The new platform is designed to give manufacturers economy of scale, with support for Windows 7, Google Chrome OS and Android as well as Intel's OS partnership with Nokia, MeeGo.
"We do believe that Apple, Google, Microsoft and MeeGo will be the ecosystems of the future," says O'Donovan.
What potential does Intel see for Oak Trail?
"We see huge opportunity here," continues O'Donovan. "We see tablets and netbooks being complementary devices to your primary computing device. It's a cumulative growth for the IT industry.
And on the support for multiple operating systems? "We see it a compelling advantage. As you say the world will evolve, Windows 8 will be coming, ARM will [provide more].

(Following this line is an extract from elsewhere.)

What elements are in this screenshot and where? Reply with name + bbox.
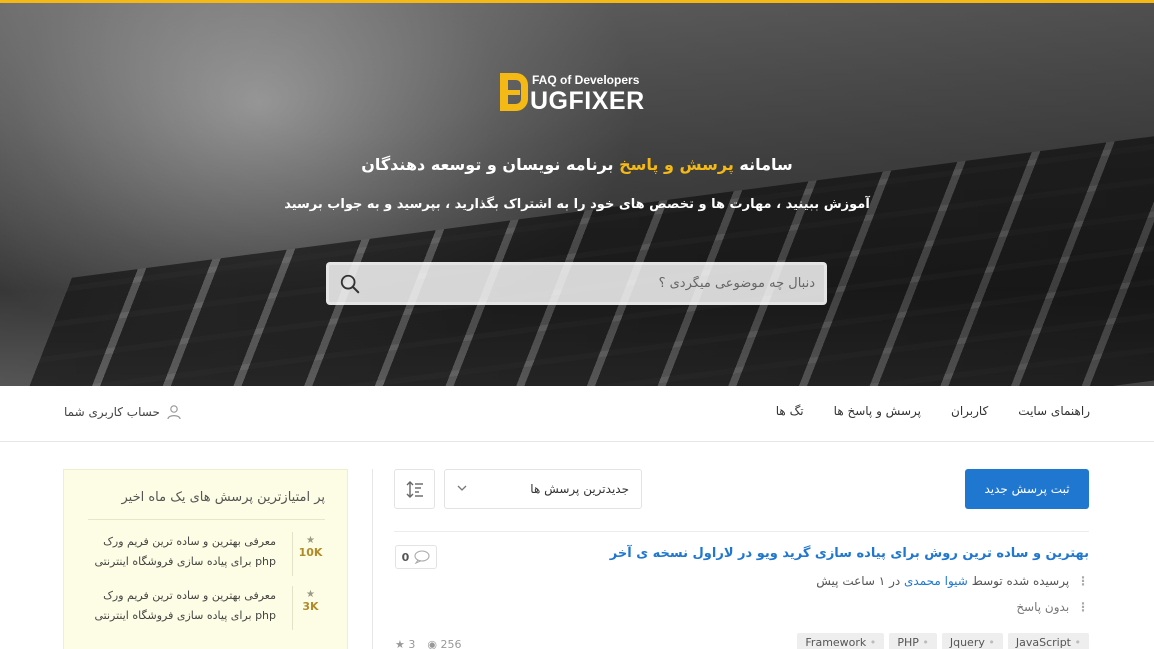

"There are great devices out there – people are asking for more performance. All of this will require computing capability – that's our strong point. We have to deliver it at low power.
"Our competitor [ARM] has the low power but will need to move up the food chain in terms of computing power. The competition isn't going to sit still. The customer will win."
What about Cedar Trail?
Cedar Trail is Intel's upcoming "netbook and entry-level desktop platform" based on 32nm process technology. According to the company it will deliver features including Intel Wireless Music, Intel Wireless Display, PC Synch and Fast Boot, as well as improvements in media, graphics and power consumption.
As well as enabling fanless designs, there will be Blu-ray 2.0 support, a dedicated media engine for full 1080p playback and additional digital display options including HDMI output and DisplayPort. Now that'll be a powerful netbook – coming late 2011.
When will we see tablets featuring the Atom Z670?
Intel says we'll see devices featuring the Atom Z670 starting in May and "throughout 2011".